LLM API Pricing Comparison 2025: The Complete Developer Guide

tl;dr: GPT-4o-mini and DeepSeek-V3 are the price-performance winners. Anthropic charges safety premiums. Together/Fireworks beat proprietary APIs at scale. NanoGPT undercuts everyone for budget builds.

Quick Price Reference
#

Model	Input	Output	Context
GPT-5 mini	$0.25	$2.00	128K
GPT-5.2	$1.75	$14.00	128K
GPT-4o	$2.50	$10.00	128K
GPT-4o-mini	$0.15	$0.60	128K
Claude 3.5 Sonnet	$3.00	$15.00	200K
Claude 3.5 Haiku	$0.25	$1.25	200K
Gemini 2.0 Flash	$0.10	$0.40	1M
Gemini 2.0 Pro	$3.50	$10.50	2M
DeepSeek-V3	$0.14	$0.28	64K
DeepSeek-R1	$0.55	$2.19	64K
Llama 3.1 70B	$0.20	$0.20	128K
OpenRouter	+15%	+15%	Varies

Per 1M tokens. February 2025.

Hidden Costs
#

1. Input vs Output Asymmetry
#

Most providers charge 3-10x more for output. Changes your cost structure completely.
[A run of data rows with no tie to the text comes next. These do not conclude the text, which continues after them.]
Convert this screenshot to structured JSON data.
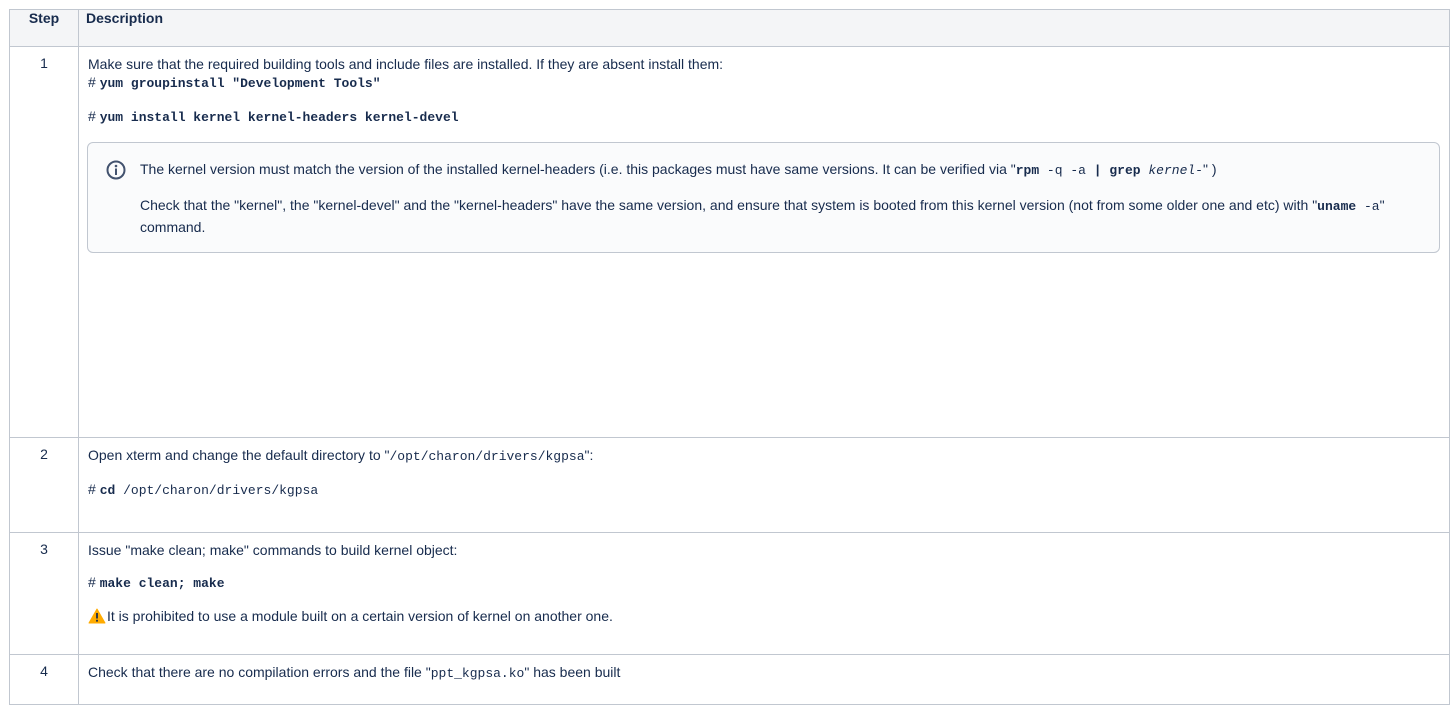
{
  "table": {
    "headers": {
      "step": "Step",
      "description": "Description"
    },
    "rows": [
      {
        "num": "1",
        "intro": "Make sure that the required building tools and include files are installed. If they are absent install them:",
        "cmd1": {
          "prompt": "#",
          "command": "yum groupinstall \"Development Tools\""
        },
        "cmd2": {
          "prompt": "#",
          "command": "yum install kernel kernel-headers kernel-devel"
        },
        "info": {
          "icon": "info-icon",
          "p1_prefix": "The kernel version must match the version of the installed kernel-headers (i.e. this packages must have same versions. It can be verified via \"",
          "p1_rpm": "rpm",
          "p1_rpm_args": " -q -a ",
          "p1_pipe": "|",
          "p1_grep": " grep",
          "p1_kernel": " kernel-",
          "p1_suffix": "\" )",
          "p2_prefix": "Check that the \"kernel\", the \"kernel-devel\" and the \"kernel-headers\" have the same version, and ensure that system is booted from this kernel version (not from some older one and etc) with \"",
          "p2_uname": "uname",
          "p2_args": " -a",
          "p2_suffix": "\" command."
        }
      },
      {
        "num": "2",
        "intro_prefix": "Open xterm and change the default directory to \"",
        "intro_path": "/opt/charon/drivers/kgpsa",
        "intro_suffix": "\":",
        "cmd": {
          "prompt": "#",
          "command": "cd",
          "arg": " /opt/charon/drivers/kgpsa"
        }
      },
      {
        "num": "3",
        "intro": "Issue \"make clean; make\" commands to build kernel object:",
        "cmd": {
          "prompt": "#",
          "command": "make clean; make"
        },
        "warning": {
          "icon": "warning-icon",
          "text": "It is prohibited to use a module built on a certain version of kernel on another one."
        }
      },
      {
        "num": "4",
        "intro_prefix": "Check that there are no compilation errors and the file \"",
        "intro_file": "ppt_kgpsa.ko",
        "intro_suffix": "\" has been built"
      }
    ]
  }
}
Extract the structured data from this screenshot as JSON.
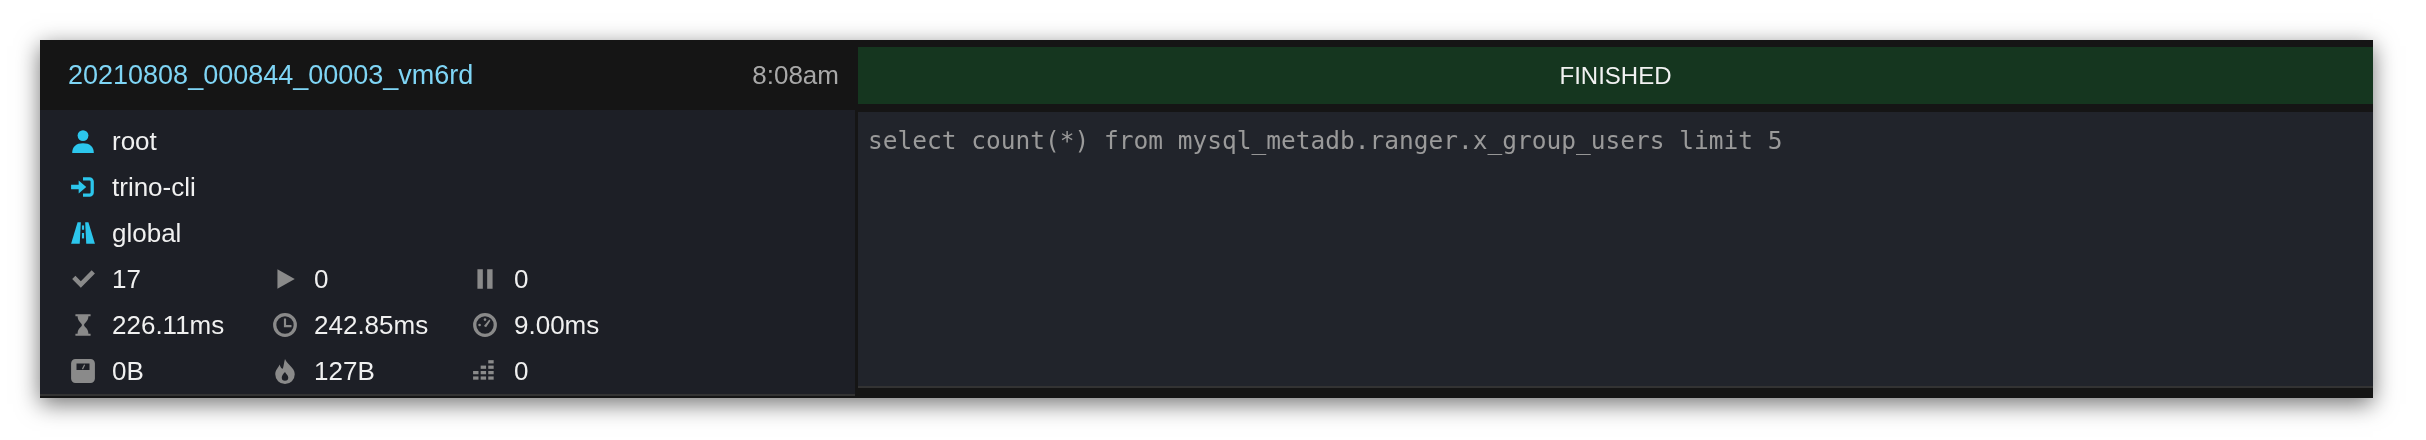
{
  "query": {
    "id": "20210808_000844_00003_vm6rd",
    "time": "8:08am",
    "state": "FINISHED",
    "sql": "select count(*) from mysql_metadb.ranger.x_group_users limit 5"
  },
  "details": [
    {
      "kind": "user",
      "text": "root"
    },
    {
      "kind": "source",
      "text": "trino-cli"
    },
    {
      "kind": "resource",
      "text": "global"
    }
  ],
  "stats": [
    [
      {
        "kind": "completed",
        "text": "17"
      },
      {
        "kind": "running",
        "text": "0"
      },
      {
        "kind": "queued",
        "text": "0"
      }
    ],
    [
      {
        "kind": "elapsed",
        "text": "226.11ms"
      },
      {
        "kind": "cpu",
        "text": "242.85ms"
      },
      {
        "kind": "wait",
        "text": "9.00ms"
      }
    ],
    [
      {
        "kind": "memory",
        "text": "0B"
      },
      {
        "kind": "peak",
        "text": "127B"
      },
      {
        "kind": "splits",
        "text": "0"
      }
    ]
  ]
}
Use Case	Input:Output	Cost Pattern
Classification	100:1	Cheap
Chat	1:0.3	Moderate
Code gen	1:3	Expensive
Long-form writing	1:10	Very expensive

Example with Claude 3.5 Sonnet ($3/$15):

Classification (1M in, 10K out): $3.15
Code gen (100K in, 300K out): $4.80

2. Google’s Context Trap
#

Gemini Flash advertises $0.10/$0.40. Cheapest on paper. But read the fine print.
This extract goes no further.